Fig. 23-11 Ball-and-socket ankle joint in a patient with a congenital abnormality of the subtalar joint that did not permit subtalar motion to occur. The resulting transverse rotation, which normally would be absorbed in the subtalar joint, was passed to the ankle joint, which in turn adopted an abnormal configuration to compensate for the loss of subtalar joint motion.
The transverse tarsal joint consists of the talonavicular and calcaneocuboid joints. The transverse tarsal joint should be considered an integral part of the subtalar joint, because for normal motion to occur in the transverse tarsal and subtalar joints all three joints must function in a normal manner. The transverse tarsal joint motion has been studied by Elftman,3 who demonstrated that when the axes of the talonavicular and calcaneocuboid joints are parallel to one another, there is flexibility in the transverse tarsal joint, but when the axes are nonparallel, there is rigidity (Fig. 23-13). When the subtalar joint is in an everted position, the transverse tarsal joint axes are parallel, and the transverse tarsal joint is flexible. This is the observation at the time of initial ground contact (heel strike) when impact absorption is desirable. In the last half of the stance phase, a progressive inversion occurs in the subtalar joint, which results in the axes becoming nonparallel. This results in rigidity of the transverse tarsal joint and allows the forefoot to act as a rigid lever.
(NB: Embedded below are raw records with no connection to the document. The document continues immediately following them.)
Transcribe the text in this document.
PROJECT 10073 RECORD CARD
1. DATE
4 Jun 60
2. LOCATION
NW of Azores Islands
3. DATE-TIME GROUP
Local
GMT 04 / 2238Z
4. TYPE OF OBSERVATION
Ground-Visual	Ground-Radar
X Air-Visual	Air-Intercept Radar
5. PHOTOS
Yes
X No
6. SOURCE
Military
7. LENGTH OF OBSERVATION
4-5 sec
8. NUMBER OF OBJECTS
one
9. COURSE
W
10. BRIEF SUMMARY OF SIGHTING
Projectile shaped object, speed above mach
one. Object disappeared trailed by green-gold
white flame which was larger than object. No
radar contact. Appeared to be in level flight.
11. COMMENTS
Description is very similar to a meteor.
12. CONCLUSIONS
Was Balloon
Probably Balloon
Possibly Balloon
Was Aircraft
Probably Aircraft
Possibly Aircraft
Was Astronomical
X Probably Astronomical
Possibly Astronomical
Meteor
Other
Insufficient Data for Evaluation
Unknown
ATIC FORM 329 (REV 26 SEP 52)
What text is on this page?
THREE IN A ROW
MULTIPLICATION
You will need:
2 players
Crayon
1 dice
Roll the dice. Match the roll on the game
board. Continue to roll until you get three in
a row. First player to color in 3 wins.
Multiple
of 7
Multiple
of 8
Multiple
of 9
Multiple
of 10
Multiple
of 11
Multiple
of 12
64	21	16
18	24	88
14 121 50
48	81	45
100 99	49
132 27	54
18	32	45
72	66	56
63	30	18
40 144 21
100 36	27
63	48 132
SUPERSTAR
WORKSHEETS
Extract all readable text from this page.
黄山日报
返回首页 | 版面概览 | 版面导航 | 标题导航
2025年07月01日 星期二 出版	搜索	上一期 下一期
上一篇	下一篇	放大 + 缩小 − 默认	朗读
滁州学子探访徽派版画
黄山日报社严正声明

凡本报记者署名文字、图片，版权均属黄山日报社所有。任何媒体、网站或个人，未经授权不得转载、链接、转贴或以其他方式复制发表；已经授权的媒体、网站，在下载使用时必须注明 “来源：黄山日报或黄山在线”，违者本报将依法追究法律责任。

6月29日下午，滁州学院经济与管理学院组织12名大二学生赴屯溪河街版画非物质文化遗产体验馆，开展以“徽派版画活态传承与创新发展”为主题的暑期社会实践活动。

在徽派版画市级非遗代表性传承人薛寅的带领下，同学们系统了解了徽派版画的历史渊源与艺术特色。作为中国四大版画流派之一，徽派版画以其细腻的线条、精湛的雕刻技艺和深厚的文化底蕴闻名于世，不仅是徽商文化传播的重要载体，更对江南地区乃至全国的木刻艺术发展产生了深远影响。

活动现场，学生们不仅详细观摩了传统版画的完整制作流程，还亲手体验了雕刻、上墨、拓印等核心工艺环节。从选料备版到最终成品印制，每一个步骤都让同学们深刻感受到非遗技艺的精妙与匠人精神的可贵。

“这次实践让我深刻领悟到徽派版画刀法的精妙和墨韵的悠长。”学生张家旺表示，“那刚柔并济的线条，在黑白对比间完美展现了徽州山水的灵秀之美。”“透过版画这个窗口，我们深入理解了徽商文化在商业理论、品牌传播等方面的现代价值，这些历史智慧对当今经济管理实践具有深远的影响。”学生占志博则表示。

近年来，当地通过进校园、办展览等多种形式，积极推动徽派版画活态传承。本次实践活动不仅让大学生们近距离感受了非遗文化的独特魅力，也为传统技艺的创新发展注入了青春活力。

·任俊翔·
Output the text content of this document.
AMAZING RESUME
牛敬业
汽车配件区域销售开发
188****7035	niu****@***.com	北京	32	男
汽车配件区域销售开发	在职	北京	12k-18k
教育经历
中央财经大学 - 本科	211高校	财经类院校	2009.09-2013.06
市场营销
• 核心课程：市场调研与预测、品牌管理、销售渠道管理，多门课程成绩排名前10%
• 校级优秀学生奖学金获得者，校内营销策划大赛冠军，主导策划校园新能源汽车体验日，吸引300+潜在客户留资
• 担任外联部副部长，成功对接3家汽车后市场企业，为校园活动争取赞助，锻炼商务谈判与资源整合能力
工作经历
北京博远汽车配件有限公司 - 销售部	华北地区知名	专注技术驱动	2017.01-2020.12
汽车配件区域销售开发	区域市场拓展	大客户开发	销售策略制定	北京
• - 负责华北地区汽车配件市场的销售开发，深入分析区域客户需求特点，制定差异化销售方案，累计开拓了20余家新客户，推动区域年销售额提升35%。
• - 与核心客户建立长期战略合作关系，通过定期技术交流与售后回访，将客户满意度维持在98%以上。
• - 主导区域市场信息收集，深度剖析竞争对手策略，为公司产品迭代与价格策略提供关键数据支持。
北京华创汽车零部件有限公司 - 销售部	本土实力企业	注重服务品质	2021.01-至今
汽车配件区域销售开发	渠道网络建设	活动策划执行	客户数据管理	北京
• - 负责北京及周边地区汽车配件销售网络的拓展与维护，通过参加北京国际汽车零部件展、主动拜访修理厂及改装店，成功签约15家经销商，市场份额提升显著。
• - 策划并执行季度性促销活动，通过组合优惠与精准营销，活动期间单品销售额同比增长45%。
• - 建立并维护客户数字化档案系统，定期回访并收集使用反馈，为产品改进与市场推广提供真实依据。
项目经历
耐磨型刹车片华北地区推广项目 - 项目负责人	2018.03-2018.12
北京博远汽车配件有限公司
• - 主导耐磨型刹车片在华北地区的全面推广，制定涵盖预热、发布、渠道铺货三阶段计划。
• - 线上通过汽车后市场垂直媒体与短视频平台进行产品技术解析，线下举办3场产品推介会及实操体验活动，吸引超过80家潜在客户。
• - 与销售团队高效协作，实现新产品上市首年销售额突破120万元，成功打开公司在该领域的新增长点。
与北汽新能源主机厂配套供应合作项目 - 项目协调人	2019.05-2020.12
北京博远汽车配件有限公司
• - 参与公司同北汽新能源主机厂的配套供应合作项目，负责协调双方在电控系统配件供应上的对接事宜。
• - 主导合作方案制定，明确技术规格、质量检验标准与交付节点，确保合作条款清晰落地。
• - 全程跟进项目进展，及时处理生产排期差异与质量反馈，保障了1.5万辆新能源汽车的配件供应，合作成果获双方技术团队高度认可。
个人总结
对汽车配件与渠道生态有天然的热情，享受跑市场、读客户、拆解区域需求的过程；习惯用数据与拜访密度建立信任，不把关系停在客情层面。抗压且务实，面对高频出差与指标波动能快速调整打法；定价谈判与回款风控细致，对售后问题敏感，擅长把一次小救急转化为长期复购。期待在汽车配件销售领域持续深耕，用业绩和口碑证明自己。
Fig. 23-13 A, Axes of rotation in the talonavicular (TN) and calcaneocuboid (CC) joints. When the hindfoot is everted, these axes are parallel, so relatively free motion in the transverse tarsal joint is permitted. When the hindfoot is inverted, the axes are divergent, so there is restriction of motion in the transverse tarsal joint and hence greater stability. B, Anatomical model of the hindfoot showing the relationship between talus and calcaneus. Left, Valgus position of os calcis involving abduction (1), extension (2), and pronation (3). Right, Varus position of calcaneus involving flexion (4), adduction (5), and supination (6). When calcaneus is in valgus position, the transverse tarsal joint is mobile. When calcaneus is in varus position, the transverse tarsal joint is locked.
From Sarrajian SK: Anatomy of the foot and ankle, Philadelphia, 1993, JB Lippincott.